Using token-wise attention analysis, the authors identify visual inertia—persistently focused attention on semantically critical regions—as a key driver of this failure to perform inter-object relational inference.
They propose a training-free Inertia-aware Visual Excitation (IVE) method that dynamically selects emerging visual tokens and applies an inertia-aware penalty to reduce over-concentration and attention persistence in localized regions.

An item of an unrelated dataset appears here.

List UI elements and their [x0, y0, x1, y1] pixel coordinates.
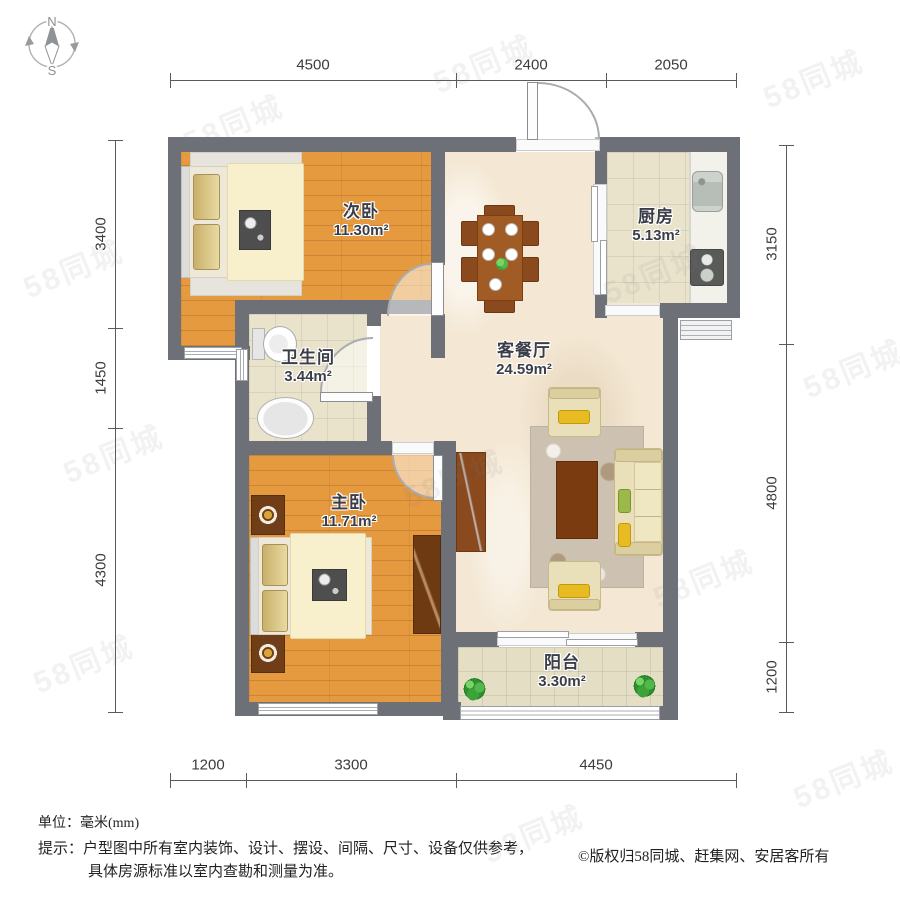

Experimental results indicate that IVE improves mitigation of cognitive hallucinations across multiple base MLLMs and several hallucination benchmarks.

Abstract

Like a body at rest that stays at rest, we find that visual attention in multimodal large language models (MLLMs) exhibits pronounced inertia, remaining largely static once settled during early decoding steps and failing to support the compositional understanding required for cognitive inference. While existing hallucination mitigation methods mainly target perceptual hallucinations concerning object existence or attributes, they remain inadequate for such cognitive hallucinations that require inter-object relational deduction. Through token-wise attention analysis, we identify this visual inertia as a key factor: attention to semantically critical regions remains persistently focused and fails to dynamically support relational inference. We thereby propose a training-free Inertia-aware Visual Excitation (IVE) method that breaks this inertial pattern by modeling cognitive inference as the dynamic responsiveness of visual attention. Specifically, IVE selects visual tokens that are dynamically emerging relative to historical attention trends while distinguishing tokens exhibiting inertial behavior. To further facilitate compositional inference, IVE introduces an inertia-aware penalty that discourages over-concentration and limits the persistence of attention within localized regions. Extensive experiments show that IVE is effective across various base MLLMs and multiple hallucination benchmarks, particularly for cognitive hallucinations.